The Rest of the Story
I was on the phone with Network Appliance, talking about their "Uncompromised Security" initiative, which I chose not to blog on the assumption that you're hearing this type of news elsewhere, but I got some interesting other information from them....
November 11, 2005
I was on the phone with Network Appliance, talking about their "Uncompromised Security" initiative, which I chose not to blog on the assumption that you're hearing this type of news elsewhere, but I got some interesting other information from them.They have reorganized their business to reflect the very issues we face in the Enterprise. I think it's a solid move, and I think it's about time someone did it.
You know how it goes in the enterprise, things move slowly because you can't afford make changes that will bring business systems down.

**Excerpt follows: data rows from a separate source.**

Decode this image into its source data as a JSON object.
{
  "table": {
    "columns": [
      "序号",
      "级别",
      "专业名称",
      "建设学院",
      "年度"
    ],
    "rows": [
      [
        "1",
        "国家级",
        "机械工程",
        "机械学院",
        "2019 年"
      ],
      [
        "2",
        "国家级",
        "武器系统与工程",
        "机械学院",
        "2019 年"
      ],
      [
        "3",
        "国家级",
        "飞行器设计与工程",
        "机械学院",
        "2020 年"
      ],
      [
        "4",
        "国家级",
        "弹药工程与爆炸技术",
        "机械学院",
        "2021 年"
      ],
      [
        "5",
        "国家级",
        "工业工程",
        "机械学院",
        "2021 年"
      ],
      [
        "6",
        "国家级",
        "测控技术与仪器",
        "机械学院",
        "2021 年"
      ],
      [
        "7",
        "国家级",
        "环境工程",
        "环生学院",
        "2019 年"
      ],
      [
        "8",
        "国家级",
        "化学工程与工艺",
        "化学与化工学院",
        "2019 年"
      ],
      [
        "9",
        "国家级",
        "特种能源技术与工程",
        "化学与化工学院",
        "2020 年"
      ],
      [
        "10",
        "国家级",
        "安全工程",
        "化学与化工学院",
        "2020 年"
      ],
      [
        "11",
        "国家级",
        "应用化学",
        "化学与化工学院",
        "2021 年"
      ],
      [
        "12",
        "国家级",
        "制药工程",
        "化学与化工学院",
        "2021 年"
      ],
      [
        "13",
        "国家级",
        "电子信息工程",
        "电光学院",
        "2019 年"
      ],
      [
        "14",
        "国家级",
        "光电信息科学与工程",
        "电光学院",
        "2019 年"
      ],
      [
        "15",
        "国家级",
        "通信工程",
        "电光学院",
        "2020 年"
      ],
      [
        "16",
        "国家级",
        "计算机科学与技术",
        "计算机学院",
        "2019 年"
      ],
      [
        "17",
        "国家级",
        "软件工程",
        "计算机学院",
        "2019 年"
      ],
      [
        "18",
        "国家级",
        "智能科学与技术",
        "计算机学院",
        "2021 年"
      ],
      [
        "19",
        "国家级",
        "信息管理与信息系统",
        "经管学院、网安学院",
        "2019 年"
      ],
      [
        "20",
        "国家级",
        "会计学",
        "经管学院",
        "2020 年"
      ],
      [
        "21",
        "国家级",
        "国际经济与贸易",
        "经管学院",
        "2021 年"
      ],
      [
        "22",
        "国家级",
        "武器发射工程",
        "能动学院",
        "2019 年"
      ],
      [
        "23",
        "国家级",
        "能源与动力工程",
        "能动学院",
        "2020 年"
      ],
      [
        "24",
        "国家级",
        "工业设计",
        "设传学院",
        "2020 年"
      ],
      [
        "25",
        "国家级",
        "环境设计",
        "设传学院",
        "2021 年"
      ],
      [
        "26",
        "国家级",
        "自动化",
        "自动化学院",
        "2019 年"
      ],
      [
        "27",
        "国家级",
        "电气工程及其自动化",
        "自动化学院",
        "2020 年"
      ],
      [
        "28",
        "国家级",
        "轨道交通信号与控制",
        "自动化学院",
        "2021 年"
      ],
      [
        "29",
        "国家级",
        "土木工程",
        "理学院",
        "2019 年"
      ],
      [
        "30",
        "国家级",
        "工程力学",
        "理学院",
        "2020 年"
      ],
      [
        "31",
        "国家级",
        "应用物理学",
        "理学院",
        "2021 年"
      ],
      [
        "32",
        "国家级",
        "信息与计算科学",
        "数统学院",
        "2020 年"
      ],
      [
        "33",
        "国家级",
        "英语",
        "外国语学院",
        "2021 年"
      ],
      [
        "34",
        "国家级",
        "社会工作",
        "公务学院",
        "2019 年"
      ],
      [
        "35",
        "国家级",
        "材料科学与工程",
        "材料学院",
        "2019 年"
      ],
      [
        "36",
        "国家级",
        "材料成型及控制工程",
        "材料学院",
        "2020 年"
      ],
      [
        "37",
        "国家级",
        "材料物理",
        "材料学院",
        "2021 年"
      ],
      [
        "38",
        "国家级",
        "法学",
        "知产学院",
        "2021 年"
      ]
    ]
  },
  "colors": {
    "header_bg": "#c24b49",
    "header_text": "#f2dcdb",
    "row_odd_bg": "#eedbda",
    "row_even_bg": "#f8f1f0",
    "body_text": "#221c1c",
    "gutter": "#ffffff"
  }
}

This is particularly true of big infrastructure items like mainframes and storage. My experience with Storage Administrators is predictable "I'll upgrade when it breaks, not before". Understandable, don't fix what isn't broke.
But then we get the security people, who work on the motto of "if it's got a known vulnerability, it's broke." Another valid viewpoint that must be balanced against the Storage Admin to come up with the plan that works best for your organization.
It is safe to say though that the security guy wants about 100x the amount of change that the storage guy wants. They are on completely different ends of the spectrum. And neither is really wrong.
NetApp has built their organization up to reflect these divergent needs. They have moved security and select other non-infrastructure, high change groups into a separate unit, and are encouraging them to go nuts with updates. Quality isn't skipped, but they're diverging from the storage industry release cycles, which are traditionally very slow. They're calling this group "emerging markets".
I think it's cool. Nimble like a startup where it's needed, steady and only updating you when it's absolutely necessary elsewhere.Other vendors that play in both storage and security, take note. I think you'll see this setup working well for NetApp, I hope you follow suit.